Driscoll has not apologised to those he's hurt, and believes he is still qualified for ministry, so now has a "get out of jail pass," Smith added. "He's not been disqualified, so he'll go on."

"I'm praying my leadership makes a difference. I'm saying we can continue to fight the fight that Mark Driscoll drew the template for, or we can completely walk away from that and be reconciled as brothers and figure out what went wrong in a healthy, Gospel directed way, where Christ is exalted and men rise up from the shadows," he said.

"You couldn't be a man at Mars Hill Church, as soon as you stood up and exercised Godly manhood, you were expunged by Mark because he saw you as a threat.

"Closure needs to come and will never come from Mark Driscoll. It will come when the current elders reflect the remorse and heart for reconciliation that we all long that Mark would have.

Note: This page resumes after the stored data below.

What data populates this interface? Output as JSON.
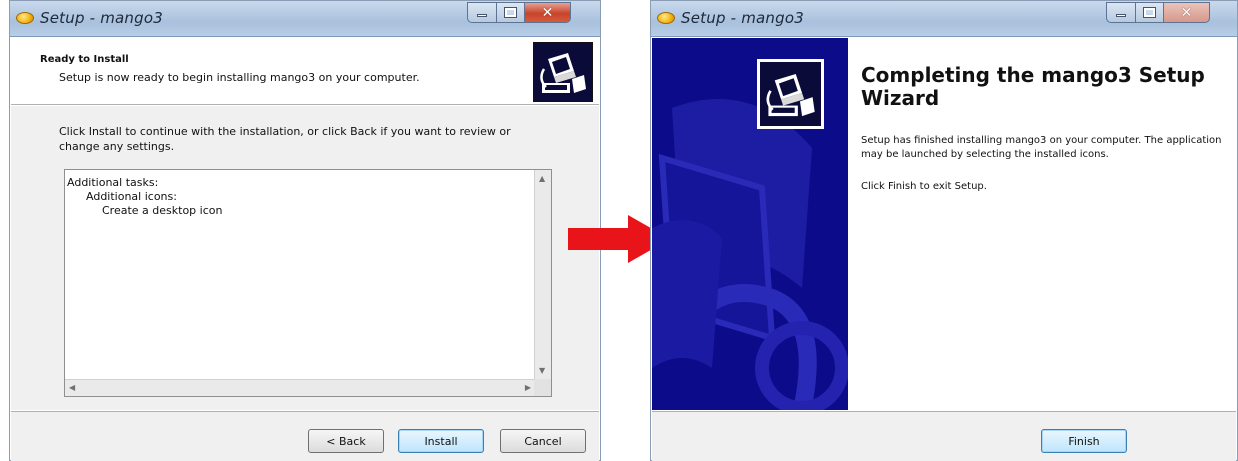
{
  "left_window": {
    "title": "Setup - mango3",
    "header_title": "Ready to Install",
    "header_subtitle": "Setup is now ready to begin installing mango3 on your computer.",
    "intro": "Click Install to continue with the installation, or click Back if you want to review or change any settings.",
    "memo_lines": [
      "Additional tasks:",
      "Additional icons:",
      "Create a desktop icon"
    ],
    "buttons": {
      "back": "< Back",
      "install": "Install",
      "cancel": "Cancel"
    }
  },
  "right_window": {
    "title": "Setup - mango3",
    "heading": "Completing the mango3 Setup Wizard",
    "finished_text": "Setup has finished installing mango3 on your computer. The application may be launched by selecting the installed icons.",
    "exit_text": "Click Finish to exit Setup.",
    "buttons": {
      "finish": "Finish"
    }
  },
  "icons": {
    "app": "mango-app-icon",
    "window_controls": [
      "minimize-icon",
      "maximize-icon",
      "close-icon"
    ],
    "transition": "right-arrow-icon"
  },
  "colors": {
    "banner": "#0c0c8a",
    "arrow": "#e8141a",
    "title_bar": "#b8cde6",
    "default_button": "#3c7fb1",
    "close_button": "#c8442b"
  }
}
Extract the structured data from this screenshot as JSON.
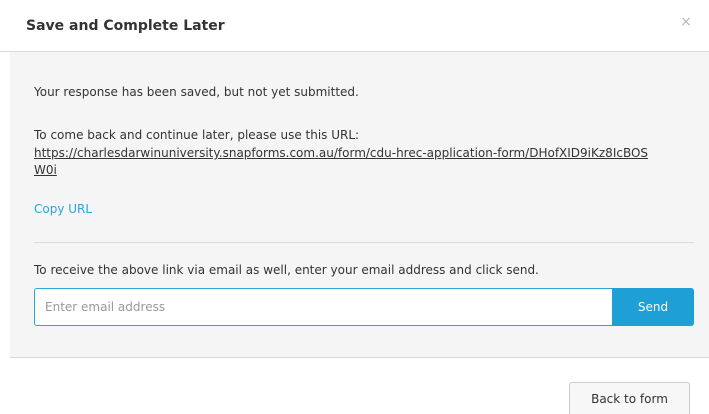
{
  "modal": {
    "title": "Save and Complete Later",
    "close_glyph": "×"
  },
  "body": {
    "saved_message": "Your response has been saved, but not yet submitted.",
    "later_message": "To come back and continue later, please use this URL:",
    "resume_url": "https://charlesdarwinuniversity.snapforms.com.au/form/cdu-hrec-application-form/DHofXID9iKz8IcBOSW0i",
    "copy_url_label": "Copy URL",
    "email_message": "To receive the above link via email as well, enter your email address and click send.",
    "email_placeholder": "Enter email address",
    "email_value": "",
    "send_label": "Send"
  },
  "footer": {
    "back_label": "Back to form"
  },
  "colors": {
    "accent": "#1e9fd6",
    "link": "#2aa7d8",
    "body_background": "#f5f5f5"
  },
  "icons": {
    "close": "close-icon"
  }
}
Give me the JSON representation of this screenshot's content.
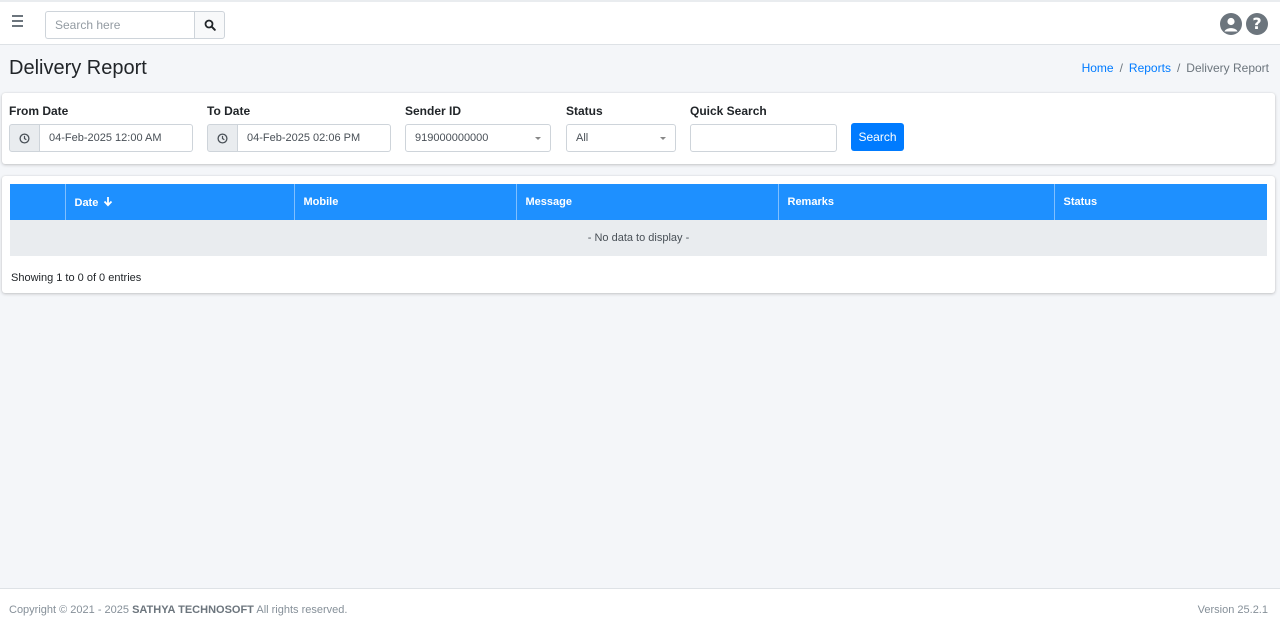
{
  "topbar": {
    "menu_icon": "hamburger-icon",
    "search_placeholder": "Search here",
    "search_value": "",
    "search_icon": "search-icon",
    "user_icon": "user-circle-icon",
    "help_icon": "question-circle-icon",
    "help_glyph": "?"
  },
  "page": {
    "title": "Delivery Report",
    "breadcrumb": [
      "Home",
      "Reports",
      "Delivery Report"
    ],
    "breadcrumb_sep": "/"
  },
  "filters": {
    "from_date": {
      "label": "From Date",
      "value": "04-Feb-2025 12:00 AM",
      "icon": "clock-icon"
    },
    "to_date": {
      "label": "To Date",
      "value": "04-Feb-2025 02:06 PM",
      "icon": "clock-icon"
    },
    "sender_id": {
      "label": "Sender ID",
      "value": "919000000000"
    },
    "status": {
      "label": "Status",
      "value": "All"
    },
    "quick_search": {
      "label": "Quick Search",
      "value": "",
      "placeholder": ""
    },
    "search_button": "Search"
  },
  "table": {
    "columns": [
      "",
      "Date",
      "Mobile",
      "Message",
      "Remarks",
      "Status"
    ],
    "sort_icon": "arrow-down-icon",
    "sorted_column": "Date",
    "rows": [],
    "empty_text": "- No data to display -",
    "info": "Showing 1 to 0 of 0 entries"
  },
  "footer": {
    "copyright_prefix": "Copyright © 2021 - 2025",
    "company": "SATHYA TECHNOSOFT",
    "copyright_suffix": "All rights reserved.",
    "version": "Version 25.2.1"
  },
  "colors": {
    "primary": "#007bff",
    "table_header": "#1e90ff",
    "background": "#f4f6f9"
  }
}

If they can rise up and be broken for how they treated men, and show that they understand the depths of what they did to one family [Petry's], it gives me hope that they may see the depths of what they did to hundreds of families."

Smith firmly believes that Mars Hill could still recover from its current controversy, but "every day they do not openly and with genuine sorrow address those who are hurting gives me less hope.

"We may still see a revival break out if they would simply do the gospel thing."

Having left Mars Hill in 2007, Rob Smith now runs a blog entitled 'Musings from under the bus'. The name comes in reference to a sermon given by former lead pastor Mark Driscoll, in which he said: "There is a pile of dead bodies behind the Mars Hill bus, and by God's grace, it'll be a mountain by the time we're done. You either get on the bus or you get run over by the bus."

Driscoll resigned from ministry last week, confessing to "pride, anger and a domineering spirit". His surprise announcement followed a six-week break during which 20 misconduct charges brought by former elders of Mars Hill were investigated.